"Hey New York Times, Ladies Have Opinions, Too"
When Romenesko published the New York Times’ announcement of their expanded online opinion pages yesterday, Alternet editor Sarah Jaffe tweeted, “New York Times expands opinion coverage; only one woman has an opinion.” The plan announced by the paper certainly leaves room for more female contributors, whether in the “Frequent Op-Eds that will be exclusively available to online readers”‘ “Op-Docs, opinionated, short-video documentaries, with wide creative ranges, about current affairs and contemporary life from both renowned and emerging filmmakers”; the “among others” category in the new Campaign Stops blog, for which all announced contributors are men, or the “Additional enhancements to the Global Opinion section.” But it’s absolutely true that of all the names of people who are meant to get us excited about this new section, only one, that of naturalist Diane Ackerman, is a woman’s.

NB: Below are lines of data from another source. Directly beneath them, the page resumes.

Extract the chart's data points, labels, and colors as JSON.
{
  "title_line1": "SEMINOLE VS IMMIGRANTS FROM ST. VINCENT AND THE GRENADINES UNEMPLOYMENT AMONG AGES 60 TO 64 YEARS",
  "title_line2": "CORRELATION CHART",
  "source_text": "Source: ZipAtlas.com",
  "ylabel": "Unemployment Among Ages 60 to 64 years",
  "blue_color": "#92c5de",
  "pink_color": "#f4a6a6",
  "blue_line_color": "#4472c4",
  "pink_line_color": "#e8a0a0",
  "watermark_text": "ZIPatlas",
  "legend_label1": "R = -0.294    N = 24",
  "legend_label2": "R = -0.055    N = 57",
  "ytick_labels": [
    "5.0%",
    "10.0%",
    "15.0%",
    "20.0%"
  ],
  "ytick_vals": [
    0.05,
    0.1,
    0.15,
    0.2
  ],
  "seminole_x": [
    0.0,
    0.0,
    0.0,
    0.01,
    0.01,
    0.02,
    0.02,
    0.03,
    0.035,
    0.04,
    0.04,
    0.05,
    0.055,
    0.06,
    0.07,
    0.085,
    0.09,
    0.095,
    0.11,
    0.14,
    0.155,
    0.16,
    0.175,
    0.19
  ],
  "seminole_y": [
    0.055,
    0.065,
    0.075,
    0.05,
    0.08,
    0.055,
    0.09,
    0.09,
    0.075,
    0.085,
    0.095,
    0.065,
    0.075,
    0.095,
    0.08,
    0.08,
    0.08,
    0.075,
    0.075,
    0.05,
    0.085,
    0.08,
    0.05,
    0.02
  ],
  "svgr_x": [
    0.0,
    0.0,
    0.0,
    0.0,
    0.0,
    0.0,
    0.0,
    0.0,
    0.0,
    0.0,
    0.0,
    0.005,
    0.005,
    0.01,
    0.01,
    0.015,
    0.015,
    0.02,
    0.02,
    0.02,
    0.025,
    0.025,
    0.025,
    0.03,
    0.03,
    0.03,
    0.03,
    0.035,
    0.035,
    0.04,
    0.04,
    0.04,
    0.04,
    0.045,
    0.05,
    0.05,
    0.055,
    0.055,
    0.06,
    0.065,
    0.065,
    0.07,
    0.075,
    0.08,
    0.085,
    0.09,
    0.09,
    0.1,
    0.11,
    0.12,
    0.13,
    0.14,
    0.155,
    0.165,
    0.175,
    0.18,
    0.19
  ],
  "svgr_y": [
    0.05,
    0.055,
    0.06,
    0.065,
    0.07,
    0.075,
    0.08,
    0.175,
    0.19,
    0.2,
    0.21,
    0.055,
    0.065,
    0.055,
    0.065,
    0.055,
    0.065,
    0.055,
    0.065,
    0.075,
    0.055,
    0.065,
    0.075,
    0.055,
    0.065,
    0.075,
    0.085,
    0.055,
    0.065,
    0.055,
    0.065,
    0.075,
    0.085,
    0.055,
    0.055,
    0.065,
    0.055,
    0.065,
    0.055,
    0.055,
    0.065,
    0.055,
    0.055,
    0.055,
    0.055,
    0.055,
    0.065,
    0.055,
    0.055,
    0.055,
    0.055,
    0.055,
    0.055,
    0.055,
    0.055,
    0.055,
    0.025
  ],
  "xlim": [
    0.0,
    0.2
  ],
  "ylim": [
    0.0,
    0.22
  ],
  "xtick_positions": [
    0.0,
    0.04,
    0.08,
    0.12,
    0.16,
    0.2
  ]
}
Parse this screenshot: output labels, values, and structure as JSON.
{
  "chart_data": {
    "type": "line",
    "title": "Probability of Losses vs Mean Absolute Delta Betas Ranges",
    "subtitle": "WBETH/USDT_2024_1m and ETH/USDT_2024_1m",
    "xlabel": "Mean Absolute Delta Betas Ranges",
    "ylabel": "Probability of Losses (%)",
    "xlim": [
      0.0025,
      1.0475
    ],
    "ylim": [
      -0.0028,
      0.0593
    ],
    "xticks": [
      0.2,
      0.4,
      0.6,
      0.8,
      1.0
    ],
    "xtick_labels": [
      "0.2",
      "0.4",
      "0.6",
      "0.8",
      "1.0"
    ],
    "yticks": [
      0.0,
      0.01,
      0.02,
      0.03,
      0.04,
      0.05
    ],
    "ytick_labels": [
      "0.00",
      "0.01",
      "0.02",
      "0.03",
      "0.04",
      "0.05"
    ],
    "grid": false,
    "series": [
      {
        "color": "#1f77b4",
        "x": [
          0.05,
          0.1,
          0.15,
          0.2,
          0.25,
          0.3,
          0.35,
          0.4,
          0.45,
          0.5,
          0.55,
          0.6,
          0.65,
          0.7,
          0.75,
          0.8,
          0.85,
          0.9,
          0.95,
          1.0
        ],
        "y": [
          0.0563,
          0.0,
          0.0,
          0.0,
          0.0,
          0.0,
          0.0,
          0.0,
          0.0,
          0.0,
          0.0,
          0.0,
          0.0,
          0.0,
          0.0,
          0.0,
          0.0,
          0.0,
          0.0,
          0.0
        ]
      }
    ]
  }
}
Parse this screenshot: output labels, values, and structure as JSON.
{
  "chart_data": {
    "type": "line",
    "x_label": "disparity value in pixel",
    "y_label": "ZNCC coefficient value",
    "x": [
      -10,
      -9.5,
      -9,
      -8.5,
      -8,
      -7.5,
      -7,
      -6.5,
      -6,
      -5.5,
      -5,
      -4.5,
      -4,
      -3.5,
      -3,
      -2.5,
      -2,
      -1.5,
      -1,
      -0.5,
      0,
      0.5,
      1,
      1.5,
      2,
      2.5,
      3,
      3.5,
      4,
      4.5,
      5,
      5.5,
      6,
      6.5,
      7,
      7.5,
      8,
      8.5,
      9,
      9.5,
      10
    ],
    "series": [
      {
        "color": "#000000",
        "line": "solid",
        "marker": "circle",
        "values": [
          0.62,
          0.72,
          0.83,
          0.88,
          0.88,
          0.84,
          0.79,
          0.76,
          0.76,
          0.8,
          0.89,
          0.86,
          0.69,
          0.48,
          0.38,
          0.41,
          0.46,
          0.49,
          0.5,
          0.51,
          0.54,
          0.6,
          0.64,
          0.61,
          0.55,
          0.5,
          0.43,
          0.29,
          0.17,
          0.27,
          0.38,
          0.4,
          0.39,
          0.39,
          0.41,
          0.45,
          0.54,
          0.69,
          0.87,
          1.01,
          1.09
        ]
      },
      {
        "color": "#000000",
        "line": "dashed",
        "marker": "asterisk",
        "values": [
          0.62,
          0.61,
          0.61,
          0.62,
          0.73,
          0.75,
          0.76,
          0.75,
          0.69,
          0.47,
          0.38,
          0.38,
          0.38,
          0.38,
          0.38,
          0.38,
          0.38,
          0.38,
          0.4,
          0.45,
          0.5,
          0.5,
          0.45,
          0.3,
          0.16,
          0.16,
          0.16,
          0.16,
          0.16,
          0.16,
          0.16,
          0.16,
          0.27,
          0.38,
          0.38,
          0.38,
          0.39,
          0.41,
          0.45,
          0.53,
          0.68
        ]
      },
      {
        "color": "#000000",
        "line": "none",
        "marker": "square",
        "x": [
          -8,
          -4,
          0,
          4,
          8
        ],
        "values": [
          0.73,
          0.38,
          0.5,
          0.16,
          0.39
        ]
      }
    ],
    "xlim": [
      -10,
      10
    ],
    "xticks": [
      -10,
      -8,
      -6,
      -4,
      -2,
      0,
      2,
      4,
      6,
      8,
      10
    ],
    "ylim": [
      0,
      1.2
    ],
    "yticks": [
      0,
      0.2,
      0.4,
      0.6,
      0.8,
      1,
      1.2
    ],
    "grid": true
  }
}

If what the Times wants is to bring in new readers with this revamp, the most glaringly obvious thing they could do is embrace diversity, not just of writers, but of subject material. I know that getting a slot at the Times is supposed to be a reward and validation, a career summing-up (Which, by the way, I think is worth challenging. Editorial pages would be more interesting if columnists had limited-term slots.), but that isn’t incompatible with going out, finding some folks who have built interesting sites and have valuable things to say, and buying, or at least renting, their content and their readership. Not everyone is drawn to a paper by the same thing. And not every views the experience of white men as equally valuable.
And more to the point, it’s always astonishing to me that the folks who put out these press releases, and these white dude-heavy lineups, don’t seem to understand how they look to other people, to other potential consumers. If you’re surrounded by older white men all day, I understand that might not look aberrational to you. But do people seriously not recognize that what is normal (and desirable) for them is not necessarily normal or desirable for everyone else? That doesn’t seem particularly hard to consider. And yet it’s a small cognitive effort that a lot of publishers seem to have tremendous difficulty making.